Sunday, December 10, 2006

Pinochet dies, Santiago erupts

I had been in my room folding laundry when Lena, my roommate, called me to my computer to tell me General Pinochet had just died. He had been in the Hospital Militar for the past week after suffering a heart attack. I'm hesitant to ask people about their opinions of him as many have serious personal reasons for loving him or hating him, and those who can't decide how they feel about him seem to be few. Listening to Chileans talk about him though is quite different than reading about him in a book or learning about his policies in a distant classroom. When I left my house this evening for a walk, I just happened to bring my camera. I stopped in a nearby minimarket for some yogurt, and a small group of people stood huddled near the tv. The news camera panned huge crowds holding signs, waving flags, singing songs. I decided to head for Plaza Italia. Luckily the street parties there were under control and celebratory. Water came pouring down on the crowds from apartment windows above, bands had formed playing everyone's favorite singalongs, chants broke out and the street bounced in unison with the pumping of fists. Although there were beer bottles lying among the piles of confetti, the crowd included a lot of families and people of all ages. It wasn't until I was riding the metro home that I smelled the tear gas drifting in the doors from the streets above. More violent demonstrations have erupted in front of Palacio de La Moneda, which is about half way between my hogar and Plaza Italia, and I'm guessing they'll continue all night. When I had left Plaza Italia, it seemed the party was still only just beginning. I'll be staying in tonight, but at least I was able to partake in some of the festivities--- and finally buy my Chilean flag.

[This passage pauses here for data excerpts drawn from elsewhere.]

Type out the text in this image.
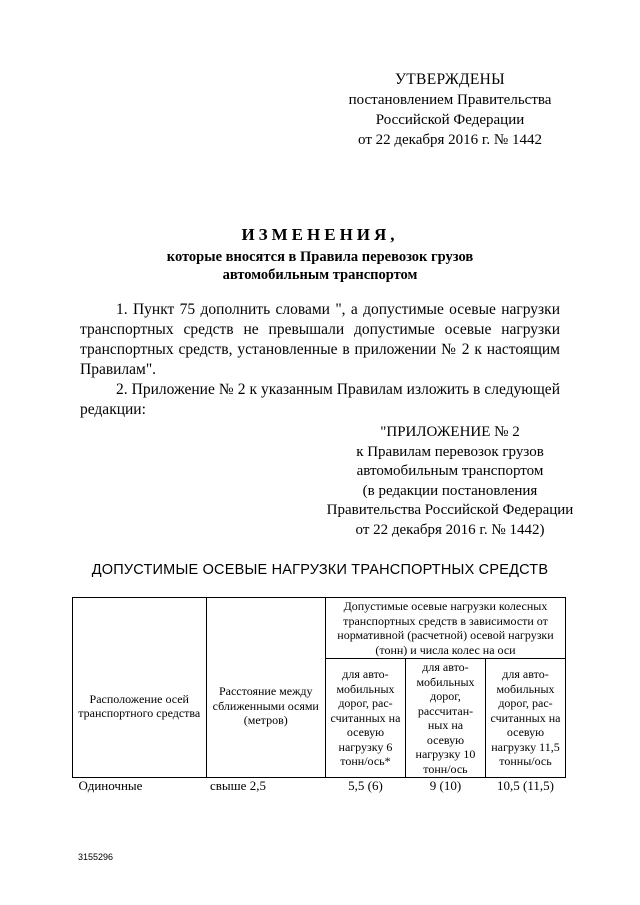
УТВЕРЖДЕНЫ
постановлением Правительства
Российской Федерации
от 22 декабря 2016 г. № 1442
ИЗМЕНЕНИЯ,
которые вносятся в Правила перевозок грузов
автомобильным транспортом

1. Пункт 75 дополнить словами ", а допустимые осевые нагрузки транспортных средств не превышали допустимые осевые нагрузки транспортных средств, установленные в приложении № 2 к настоящим Правилам".

2. Приложение № 2 к указанным Правилам изложить в следующей редакции:

"ПРИЛОЖЕНИЕ № 2
к Правилам перевозок грузов
автомобильным транспортом
(в редакции постановления
Правительства Российской Федерации
от 22 декабря 2016 г. № 1442)
ДОПУСТИМЫЕ ОСЕВЫЕ НАГРУЗКИ ТРАНСПОРТНЫХ СРЕДСТВ
Расположение осей транспортного средства	Расстояние между сближенными осями (метров)	Допустимые осевые нагрузки колесных транспортных средств в зависимости от нормативной (расчетной) осевой нагрузки (тонн) и числа колес на оси		
		для авто-мобильных дорог, рас-считанных на осевую нагрузку 6 тонн/ось*	для авто-мобильных дорог, рассчитан-ных на осевую нагрузку 10 тонн/ось	для авто-мобильных дорог, рас-считанных на осевую нагрузку 11,5 тонны/ось
Одиночные	свыше 2,5	5,5 (6)	9 (10)	10,5 (11,5)
3155296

Visit here to read more about General Augusto Pinochet.
Visit my flickr account for more photos from today's celebrations.

Thursday, December 07, 2006

OJOS nuevos: clase número ocho

Class number eight of OJOS nuevos actually became class number eight, nine, and ten, as we met to prepare for our exposition. Working around the hogar's schedule and my VE schedule (simultaneously preparing for our VEChile event-- another entry) meant that sometimes it was better to meet with my girls one on one to help them with their responsiblities: learning the basics of poster design on the computer, how to write a persuasive invitation, etc. As always, I wish I could have had even more time with my girls as one hour does not seem sufficient; but one hour is much better than nothing, and I'm still pleased that I could at least introduce them to the topics. This invitation, designed by one of my students, is the first time that she has been able to use a more complicated computer program than Microsoft Word. It took us a long time to do it, but we had a lot of fun. Unfortunately we had to use my personal laptop to design it, and Photoshop is in English. Although she likes to dismiss compliments, I could see that she was proud of her work and asked me many times to whom I was going to send it. I wish we could get a computer that could handle Photoshop-- in spanish-- for them to use all the time. I don't like having them rely on me and my computer to have more exposure to more reliable- and exciting- technology.

Here is the poster that the Universidad ARCIS designed for the upcoming show using some of the photographs that will be in the exposition. The show will begin with a small presentation followed by juice and cookies in the gallery space. We have chosen 8 photographs from each of the 6 girls as well as a portrait of each student.